The decision signals the end of high-stakes litigation between St. Paul and ExxonMobil, which owns the former tank farm and fought the city's efforts to acquire it through eminent domain.

Although the company offered to give the land to the city free of charge, it does not want homes built there because of concerns about pollution.

The city, however, has grand designs for a new upscale neighborhood perched on a bluff overlooking the Mississippi River. City officials have said the site can be cleaned up safely for housing.
The Minnesota legislature recently passed an eminent domain reform law that would have prevented St. Paul's coercion of ExxonMobil, but the legislation "grandfathered" projects already underway. ExxonMobil was willing to sell the land with prohibitions on residential development.

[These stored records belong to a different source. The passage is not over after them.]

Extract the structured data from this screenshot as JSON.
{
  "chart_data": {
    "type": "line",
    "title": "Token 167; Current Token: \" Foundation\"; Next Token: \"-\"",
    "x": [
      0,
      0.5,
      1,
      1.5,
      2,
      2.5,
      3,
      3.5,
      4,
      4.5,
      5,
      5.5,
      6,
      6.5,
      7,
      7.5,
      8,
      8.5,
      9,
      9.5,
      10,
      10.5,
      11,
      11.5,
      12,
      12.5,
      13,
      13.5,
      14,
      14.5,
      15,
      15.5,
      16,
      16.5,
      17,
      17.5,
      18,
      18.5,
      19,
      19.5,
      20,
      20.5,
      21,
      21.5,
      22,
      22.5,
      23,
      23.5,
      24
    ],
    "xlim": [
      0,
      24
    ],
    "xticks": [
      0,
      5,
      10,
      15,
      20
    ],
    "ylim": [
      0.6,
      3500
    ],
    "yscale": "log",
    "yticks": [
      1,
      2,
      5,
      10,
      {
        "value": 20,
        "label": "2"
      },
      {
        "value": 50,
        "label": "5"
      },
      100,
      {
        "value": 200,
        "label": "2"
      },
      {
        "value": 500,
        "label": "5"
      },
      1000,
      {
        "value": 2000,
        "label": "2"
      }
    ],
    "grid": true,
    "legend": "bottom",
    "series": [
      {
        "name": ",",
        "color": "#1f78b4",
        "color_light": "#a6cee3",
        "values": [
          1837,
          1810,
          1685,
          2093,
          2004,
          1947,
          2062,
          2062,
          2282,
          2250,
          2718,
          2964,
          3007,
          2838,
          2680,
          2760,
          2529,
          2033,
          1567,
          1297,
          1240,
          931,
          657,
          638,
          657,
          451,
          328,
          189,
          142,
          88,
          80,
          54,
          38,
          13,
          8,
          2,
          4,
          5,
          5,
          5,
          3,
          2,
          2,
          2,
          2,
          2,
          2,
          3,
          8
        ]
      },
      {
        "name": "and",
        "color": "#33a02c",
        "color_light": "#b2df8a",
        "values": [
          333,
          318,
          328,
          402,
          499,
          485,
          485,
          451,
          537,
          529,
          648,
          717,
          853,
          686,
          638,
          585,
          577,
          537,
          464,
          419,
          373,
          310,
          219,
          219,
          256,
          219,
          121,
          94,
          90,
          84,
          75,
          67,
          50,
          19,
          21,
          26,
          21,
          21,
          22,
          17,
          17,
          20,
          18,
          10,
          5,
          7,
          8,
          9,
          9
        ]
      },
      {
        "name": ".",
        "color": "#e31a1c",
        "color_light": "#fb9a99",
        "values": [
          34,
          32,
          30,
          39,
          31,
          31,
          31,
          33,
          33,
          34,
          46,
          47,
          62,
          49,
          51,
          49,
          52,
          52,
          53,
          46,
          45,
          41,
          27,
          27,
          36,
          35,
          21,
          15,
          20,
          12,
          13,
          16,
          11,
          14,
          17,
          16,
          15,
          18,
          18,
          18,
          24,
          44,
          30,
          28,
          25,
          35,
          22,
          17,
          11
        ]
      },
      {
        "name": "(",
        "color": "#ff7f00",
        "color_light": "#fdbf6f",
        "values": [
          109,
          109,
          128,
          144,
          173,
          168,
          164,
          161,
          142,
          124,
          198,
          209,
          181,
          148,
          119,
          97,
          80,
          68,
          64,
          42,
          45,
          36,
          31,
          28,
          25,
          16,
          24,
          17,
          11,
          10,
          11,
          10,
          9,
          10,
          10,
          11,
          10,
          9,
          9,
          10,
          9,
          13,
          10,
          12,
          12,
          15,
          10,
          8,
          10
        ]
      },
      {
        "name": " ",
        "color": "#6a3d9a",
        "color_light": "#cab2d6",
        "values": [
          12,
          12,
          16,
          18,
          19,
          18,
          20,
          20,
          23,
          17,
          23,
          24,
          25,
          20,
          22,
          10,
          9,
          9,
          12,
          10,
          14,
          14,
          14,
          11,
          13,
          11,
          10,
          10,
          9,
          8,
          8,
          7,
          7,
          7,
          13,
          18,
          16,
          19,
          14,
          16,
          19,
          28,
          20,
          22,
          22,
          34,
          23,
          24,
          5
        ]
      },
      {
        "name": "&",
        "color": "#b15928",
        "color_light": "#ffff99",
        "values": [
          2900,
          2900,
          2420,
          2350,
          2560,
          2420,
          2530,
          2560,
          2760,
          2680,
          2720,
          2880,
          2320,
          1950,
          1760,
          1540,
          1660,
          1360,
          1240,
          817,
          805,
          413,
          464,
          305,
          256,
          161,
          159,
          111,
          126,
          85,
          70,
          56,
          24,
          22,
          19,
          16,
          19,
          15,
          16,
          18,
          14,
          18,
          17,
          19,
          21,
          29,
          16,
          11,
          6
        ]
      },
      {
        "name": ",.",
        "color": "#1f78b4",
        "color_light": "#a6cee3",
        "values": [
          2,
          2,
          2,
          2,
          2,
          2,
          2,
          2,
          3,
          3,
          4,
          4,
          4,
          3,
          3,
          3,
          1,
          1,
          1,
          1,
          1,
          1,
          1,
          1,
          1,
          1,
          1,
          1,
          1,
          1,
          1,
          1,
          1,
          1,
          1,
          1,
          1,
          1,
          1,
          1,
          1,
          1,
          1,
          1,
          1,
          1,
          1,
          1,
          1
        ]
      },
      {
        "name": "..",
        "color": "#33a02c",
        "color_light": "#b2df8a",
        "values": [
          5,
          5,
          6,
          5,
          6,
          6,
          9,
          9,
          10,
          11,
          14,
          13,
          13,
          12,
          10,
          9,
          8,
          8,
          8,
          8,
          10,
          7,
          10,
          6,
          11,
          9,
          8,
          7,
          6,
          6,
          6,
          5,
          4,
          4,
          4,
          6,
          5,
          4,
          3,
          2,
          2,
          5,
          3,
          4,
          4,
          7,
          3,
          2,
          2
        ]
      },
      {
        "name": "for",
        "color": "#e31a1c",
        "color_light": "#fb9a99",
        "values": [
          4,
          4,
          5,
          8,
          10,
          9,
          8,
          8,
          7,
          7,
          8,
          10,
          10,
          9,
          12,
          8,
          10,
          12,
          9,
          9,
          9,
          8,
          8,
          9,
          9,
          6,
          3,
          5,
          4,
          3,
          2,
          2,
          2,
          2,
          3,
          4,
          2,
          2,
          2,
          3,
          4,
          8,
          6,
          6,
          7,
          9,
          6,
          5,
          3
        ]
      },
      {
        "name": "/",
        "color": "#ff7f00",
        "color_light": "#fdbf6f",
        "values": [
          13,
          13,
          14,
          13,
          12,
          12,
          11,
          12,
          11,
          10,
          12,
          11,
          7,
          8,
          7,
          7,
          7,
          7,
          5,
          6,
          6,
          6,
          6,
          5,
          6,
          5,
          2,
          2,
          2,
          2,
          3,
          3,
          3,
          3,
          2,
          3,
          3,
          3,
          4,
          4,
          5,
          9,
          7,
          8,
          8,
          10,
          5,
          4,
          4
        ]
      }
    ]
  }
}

St. Paul council member Dave Thune, whose ward includes the project, known as Victoria Park, said: "Finally we can get past the polluters of the world and get on to building a community." Yes, this is the same Dave Thune who led the prohibition of smoking in bars and restaurants. Seems that "pollution" is merely in the eye of the beholder.

So, ExxonMobil, like Occidental 50 years earlier, is being forced, through eminent domain, to sell land they are positive should not be used for residential purposes. Why would they lie? Who knows more about the pollution in place there? Who knows more about pollution clean-up?

Obviously (like the school board of Niagara Falls did) Dave Thune believes he does. As an example of how erudite and responsiveThune is, here is his response , two years ago, to a long, impassioned appeal from bar-owner Sue Jeffers about the then-pending St. Paul smoking ban (which passed):
I think you've been breathing too much frenchfry [sic] grease. We'll just ignore your bizzare [sic] and addled ideas.

dave
Elected officials are ordinary citizens, and are bound to be out of their depth on many issues. Can't blame them for that. We can, however, blame them for assuming and exercising powers that take them far beyond their competence, and using their position to inflict their incompetence on the rest of us. THAT is inexcusable, and it's precisely what is happening all over our nation, as local elected officials come to believe that their rights are unlimited, even by common sense. Thune's, and the city council's, determined ignorance is criminal in this case, and many innocent people are likely to suffer untold grief because of it.